As the world celebrates the Global Tourism Day, the Coastal towns of Kenya today received a boost as more than 250 visitors landed in Mombasa. The visitors jetted into the Moi International Airport Mombasa aboard two flights.
A Turkish Airline was the first to land with about 70 visitors while the second airline, Italian charter flight, landed moments later with 180 tourists from the Malpensa International Airport.
”This is exciting news for the Kenyan Coast as we join the rest of the world in observing Tourism Day,” said Sam Ikwaye, Kenya Association of Hotelkeepers and Caterers (Kahc) Coast branch Executive officer.
But even as tourists flocked the Coastal towns, Nakuru County is hosting this year’s national celebrations to mark the iconic day. The event, which doesn’t charge an entry fee, will showcase its tourism capital with visits to sampled attraction sites like Lake Nakuru, majestic wildlife camps and other cultural exhibitions.
Nakuru County, the fourth largest in Kenya, boast of robust tourism attraction and hospitality, offering soul healing gateways for both local and international visitors.
“This is a wonderful place. We have great sites, and Lake Nakuru is one of our biggest attractions. Our vibrant hospitality industry will make you feel right at home,” says Nakuru Governor Lee Kinyanjui.

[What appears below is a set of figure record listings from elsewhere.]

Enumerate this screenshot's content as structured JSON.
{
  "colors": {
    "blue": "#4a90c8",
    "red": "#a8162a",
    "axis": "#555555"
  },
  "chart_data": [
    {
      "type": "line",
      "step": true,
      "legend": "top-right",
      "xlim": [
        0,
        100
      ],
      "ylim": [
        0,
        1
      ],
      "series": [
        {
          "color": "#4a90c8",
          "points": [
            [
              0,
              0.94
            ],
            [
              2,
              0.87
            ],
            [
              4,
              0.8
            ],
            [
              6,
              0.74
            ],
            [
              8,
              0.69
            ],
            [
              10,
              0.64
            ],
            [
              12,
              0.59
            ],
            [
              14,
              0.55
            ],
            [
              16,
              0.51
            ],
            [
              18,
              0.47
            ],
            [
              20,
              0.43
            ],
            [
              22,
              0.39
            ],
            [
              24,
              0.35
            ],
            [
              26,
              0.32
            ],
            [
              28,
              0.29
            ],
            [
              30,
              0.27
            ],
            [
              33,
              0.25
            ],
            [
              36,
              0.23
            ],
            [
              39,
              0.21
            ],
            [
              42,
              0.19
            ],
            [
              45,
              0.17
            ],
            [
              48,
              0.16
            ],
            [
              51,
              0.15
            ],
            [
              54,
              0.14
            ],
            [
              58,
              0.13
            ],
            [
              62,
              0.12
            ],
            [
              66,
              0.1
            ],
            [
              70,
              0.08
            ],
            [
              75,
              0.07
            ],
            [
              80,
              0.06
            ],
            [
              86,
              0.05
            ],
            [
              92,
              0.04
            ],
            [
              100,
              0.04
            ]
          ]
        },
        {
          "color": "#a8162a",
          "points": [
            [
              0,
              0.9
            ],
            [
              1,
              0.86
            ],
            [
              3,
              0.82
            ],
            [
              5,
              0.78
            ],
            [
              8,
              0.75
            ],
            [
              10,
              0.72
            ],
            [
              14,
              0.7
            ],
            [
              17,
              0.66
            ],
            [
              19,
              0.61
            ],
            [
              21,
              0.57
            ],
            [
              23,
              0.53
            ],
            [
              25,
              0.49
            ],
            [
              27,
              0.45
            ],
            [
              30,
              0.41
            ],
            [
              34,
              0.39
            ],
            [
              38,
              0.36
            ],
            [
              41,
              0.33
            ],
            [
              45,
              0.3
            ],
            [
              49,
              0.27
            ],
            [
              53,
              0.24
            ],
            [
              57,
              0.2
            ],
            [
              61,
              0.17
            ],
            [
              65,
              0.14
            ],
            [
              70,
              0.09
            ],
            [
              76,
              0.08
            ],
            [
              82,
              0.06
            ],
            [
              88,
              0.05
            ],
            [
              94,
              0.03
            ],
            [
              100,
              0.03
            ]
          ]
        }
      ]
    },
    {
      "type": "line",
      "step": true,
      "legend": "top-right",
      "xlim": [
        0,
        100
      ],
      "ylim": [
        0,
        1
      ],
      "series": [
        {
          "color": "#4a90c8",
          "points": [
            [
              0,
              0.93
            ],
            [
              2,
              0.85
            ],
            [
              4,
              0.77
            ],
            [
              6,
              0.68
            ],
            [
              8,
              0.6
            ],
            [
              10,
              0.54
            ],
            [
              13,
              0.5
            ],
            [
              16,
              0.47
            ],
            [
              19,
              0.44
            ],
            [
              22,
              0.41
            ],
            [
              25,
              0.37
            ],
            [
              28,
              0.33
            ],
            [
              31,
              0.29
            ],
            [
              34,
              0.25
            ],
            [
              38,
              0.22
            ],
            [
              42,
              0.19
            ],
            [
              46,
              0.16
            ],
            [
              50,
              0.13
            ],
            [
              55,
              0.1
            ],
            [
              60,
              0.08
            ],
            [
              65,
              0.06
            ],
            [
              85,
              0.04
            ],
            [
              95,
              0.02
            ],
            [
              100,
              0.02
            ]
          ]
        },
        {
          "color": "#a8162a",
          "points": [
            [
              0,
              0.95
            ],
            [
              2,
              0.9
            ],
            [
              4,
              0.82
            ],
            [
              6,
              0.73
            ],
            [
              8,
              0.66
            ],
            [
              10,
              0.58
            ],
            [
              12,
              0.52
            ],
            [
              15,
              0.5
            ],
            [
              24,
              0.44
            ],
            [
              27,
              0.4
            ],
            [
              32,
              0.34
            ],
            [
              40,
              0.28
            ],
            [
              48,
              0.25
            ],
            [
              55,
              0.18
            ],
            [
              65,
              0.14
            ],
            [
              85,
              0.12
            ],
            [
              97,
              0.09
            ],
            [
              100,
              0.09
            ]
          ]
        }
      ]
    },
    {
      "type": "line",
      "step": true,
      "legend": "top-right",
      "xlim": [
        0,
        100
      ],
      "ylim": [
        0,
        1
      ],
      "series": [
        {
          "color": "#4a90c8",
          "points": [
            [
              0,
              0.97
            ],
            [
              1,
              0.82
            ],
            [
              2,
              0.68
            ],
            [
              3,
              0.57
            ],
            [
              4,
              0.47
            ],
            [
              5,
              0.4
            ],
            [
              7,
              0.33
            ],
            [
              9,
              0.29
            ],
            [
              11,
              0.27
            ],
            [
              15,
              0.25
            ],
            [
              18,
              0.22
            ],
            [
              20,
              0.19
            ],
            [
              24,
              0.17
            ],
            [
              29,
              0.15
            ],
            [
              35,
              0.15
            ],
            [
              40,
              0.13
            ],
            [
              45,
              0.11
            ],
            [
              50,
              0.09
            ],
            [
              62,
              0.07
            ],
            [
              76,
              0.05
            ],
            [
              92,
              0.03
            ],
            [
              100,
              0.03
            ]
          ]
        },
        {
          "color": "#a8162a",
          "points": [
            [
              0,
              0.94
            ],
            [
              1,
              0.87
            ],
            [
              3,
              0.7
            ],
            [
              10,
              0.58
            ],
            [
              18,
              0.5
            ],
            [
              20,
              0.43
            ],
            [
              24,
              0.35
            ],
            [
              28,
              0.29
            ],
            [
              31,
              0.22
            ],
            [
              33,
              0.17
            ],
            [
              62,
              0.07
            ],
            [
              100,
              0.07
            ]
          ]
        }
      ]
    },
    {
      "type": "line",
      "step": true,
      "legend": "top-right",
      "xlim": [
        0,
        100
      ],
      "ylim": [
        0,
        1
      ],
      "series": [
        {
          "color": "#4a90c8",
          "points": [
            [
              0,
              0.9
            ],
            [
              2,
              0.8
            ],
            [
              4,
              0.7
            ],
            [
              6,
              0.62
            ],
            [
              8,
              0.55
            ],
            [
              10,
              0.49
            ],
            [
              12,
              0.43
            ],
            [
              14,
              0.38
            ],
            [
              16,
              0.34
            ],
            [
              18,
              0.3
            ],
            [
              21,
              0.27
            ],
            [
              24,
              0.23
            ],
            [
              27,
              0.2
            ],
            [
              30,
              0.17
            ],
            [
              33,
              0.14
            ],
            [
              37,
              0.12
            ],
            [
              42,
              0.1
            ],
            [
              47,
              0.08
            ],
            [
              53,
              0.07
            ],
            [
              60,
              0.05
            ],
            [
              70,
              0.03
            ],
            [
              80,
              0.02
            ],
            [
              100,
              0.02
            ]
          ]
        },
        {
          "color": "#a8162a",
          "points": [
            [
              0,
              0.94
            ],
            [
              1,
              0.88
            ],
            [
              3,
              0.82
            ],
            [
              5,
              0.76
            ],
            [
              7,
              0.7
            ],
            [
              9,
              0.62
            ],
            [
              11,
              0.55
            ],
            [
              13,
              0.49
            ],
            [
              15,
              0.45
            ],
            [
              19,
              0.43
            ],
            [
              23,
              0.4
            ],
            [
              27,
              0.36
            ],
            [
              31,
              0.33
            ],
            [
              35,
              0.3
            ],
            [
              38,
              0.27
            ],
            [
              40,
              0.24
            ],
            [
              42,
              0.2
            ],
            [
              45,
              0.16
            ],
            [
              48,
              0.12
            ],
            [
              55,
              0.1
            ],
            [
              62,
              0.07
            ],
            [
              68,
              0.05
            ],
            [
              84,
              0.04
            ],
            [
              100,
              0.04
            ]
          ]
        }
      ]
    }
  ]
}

With this year’s theme dubbed ‘Tourism and the Digital Transformation,’ the event in Nakuru will give industry players an opportunity to exchange ideas on how to tap on the global tech-savvy population resulting to the country’s tourism growth.
Kenya has for a long time struggled to bridge the digital gab resulting in slow growth in the hospitality sector.

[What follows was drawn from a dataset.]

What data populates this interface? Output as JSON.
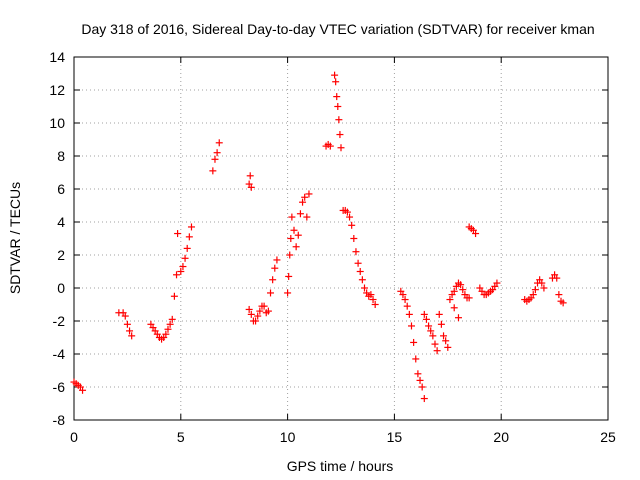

”The truth is that digitization in tourism transformation has not been harnessed adequately in the country. There is quite a lot that can be done from service delivery to destination management, but many government programmes are still manual,” says Ikwaye.
Despite a global fear of increasing unemployment brought about by digital evolution, the tourism sector is probably the only industry that would not record job losses in this regard because tourism requires human to human touch. Technology will, thus, only supplement the human labor.
It is, therefore, the onus of the industry players and the private sector to develop more in technology to realize this potential.
Expanding near-universal high-speed internet connectivity, mobile payments, mobile platform visibility, search and geolocation technologies can only supplement government programmes, like the recently authorized direct flights to the United States, to shape the country’s tourism sector.